We usually ask people about their prior coaching or counseling, and we find that abuse often occurs during counseling, coaching and therapy sessions. The following situations appear to be fairly common – helping professionals may:

  1. Claim that you are overreacting
  2. Talk mostly about their own problems
  3. Endlessly elaborate their philosophies
  4. Withhold important information from you
  5. Exaggerate or misdiagnose your problems
  6. Repeatedly re-schedule your appointments
  7. Label your communication as bad or wrong
  8. Refuse to answer your reasonable questions
  9. Be preoccupied or daydream during your sessions
  10. Refuse to consider your perceptions or point of view

    My massage therapist was gorgeous – and his gentleness triggered
    something deep inside me. I practically raped him. But I never went
    back – the shame was too high. He should have stopped me.
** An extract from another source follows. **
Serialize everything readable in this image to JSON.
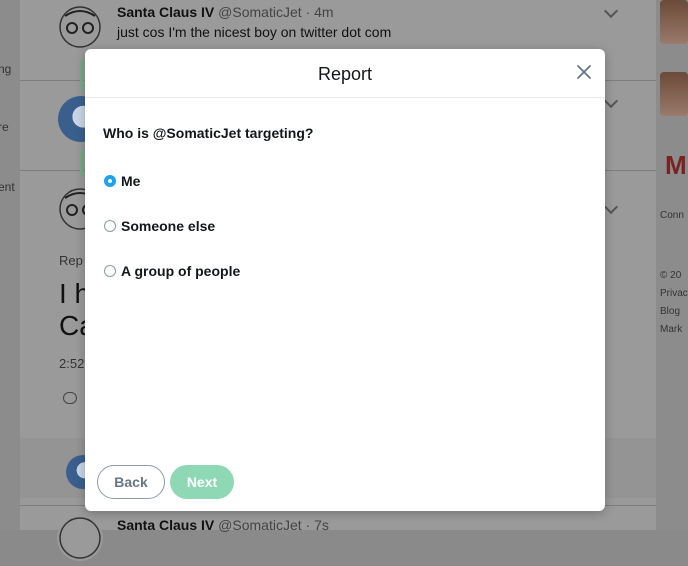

  11. Blackmail you with private information
  12. Use your sessions to promote themselves
  13. Extend your sessions without benefit to you
  14. Claim that you cause them to act inappropriately
  15. Arrange to meet you for non-therapeutic purposes
  16. Refuse to discuss topics which you want to discuss
  17. Express mood changes and / or emotional outbursts
  18. Talk endlessly about the therapist’s beliefs and opinions
  19. Tell you that you do not deserve love, care or support
  20. Invite you to participate in emotional or physical intimacyThis client acted so docile and I found myself getting angry with
    her. A couple of times I shouted at her to grow up!
    Then I realized that I had fully stepped into her abusive father’s
    role. That’s when I contacted you for help.
  21. Act pompous, condescending or officious
  22. Give you covert post-hypnotic suggestions
  23. Try to persuade you to join a religion or cult
  24. Later deny or justify suggestions of intimacy
  25. Ask you for advice about personal problems
  26. Advise you to change your sexual orientation
  27. Continually defer solutions to the next session
  28. Threaten to end your sessions unless you comply
  29. Prescribe experimental drugs without warning you
  30. Cause you to distrust other helping professionals

The last may be worst. Mentor damage can delay you from seeking other help.